While the 10 short pieces are representative of upbeat popular music composed by non-Jewish Germans during World War II, the narrative consists of published testimonies about daily experiences as expressed by political prisoners (Jewish and non-Jewish) forced to arrange and perform dance band pieces to entertain Nazi captors at Auschwitz I.
“Music From Auschwitz: A Concert” will feature a U-M student orchestra conducted by Oriol Sans, music director of the Detroit Symphony Youth Orchestra, who has worked with prestigious instrumentalists in the U.S. and Europe while holding teaching positions at the University of Wisconsin-Madison and U-M.
“Audiences will hear what music at Auschwitz actually sounded like,” said Patricia Hall, an award-winning author, U-M professor of music theory and academic researcher who found the music manuscripts at the Auschwitz-Birkenau State Museum in Poland.
“We didn’t know what that music sounded like down to the specific instrumentation of the ensembles [until it was found in the archives] so I’ve written a short concert introduction, which I think is very necessary for people to understand how the program is structured.
“Our vocalists will be playing the parts of the musicians and arrangers. They’ll be sitting at a table together, and it will look like they’re copying music as they recite their lines. Even though it’s explained in the program, I thought it would be helpful for me to explain that context.”
Hall’s interest in the music (foxtrots, tangos and waltzes) as well as testimonies by surviving musicians was motivated by the book Music of Another World by Szymon Laks, a conductor of the men’s orchestra at Auschwitz-Birkenau I.
“Laks described an odd notation that he resorted to because so many members of his ensemble would suddenly be missing,” Hall said. “Members would be killed by the SS or they would die of illness, and he had to constantly substitute in parts to make up for these missing members.”
Hall, who felt emotionally connected to the music because of the tremendous irony, made her first visit to the collections of the Auschwitz-Birkenau State Museum in 2016 as she became curious about whether there might be any manuscripts there.
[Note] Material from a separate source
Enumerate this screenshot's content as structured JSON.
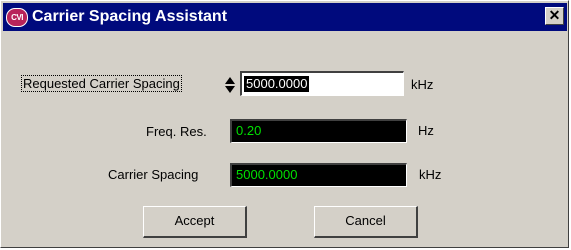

The first studied piece, “The Most Beautiful Time of Life,” premiered in 2018 at U-M, and it got vast media attention.
Hall was interviewed way beyond radio stations in Ann Arbor, answering questions for National Public Radio and the Canadian Broadcasting Corp., a conversation shared with the British Broadcasting Corp. An Associated Press article about her research appeared in more than 1,100 news outlets in 22 countries.
The foxtrot that premiered in 2018 has just been part of a film that debuted on Holocaust Remembrance Day — The Survivor, a Barry Levinson film about Harry Haft, who took part in boxing matches at Auschwitz.
“In 2019, I decided to go back to the archive and find more pieces so we could do an entire program of this repertoire,” Hall said about the concert to be presented in Ann Arbor days before being performed at the HC.
“As soon as we heard about the amazing discovery of these pieces, we reached out to U-M about hosting a concert,” said Sarah Saltzman, HC director of events and public relations. “To offer this program to an audience that understands its significance is incredibly special.”
Hall considers the text a critical component because she believes audiences should know the details of the daily lives of the musicians. The addition of testimony was the suggestion of her U-M colleague, Eugene Rogers, director of choral activities, who said the music needed context as soon as he heard it.
“The narrative is from the very beginning in 1940 and early 1941, when they began to get an ensemble of musicians together in Auschwitz I, all the way to the very end, when these musicians were going on death marches in late 1944,” Hall said. “Hearing these popular dance band pieces by themselves — some of them in isolation — seems almost bizarre.”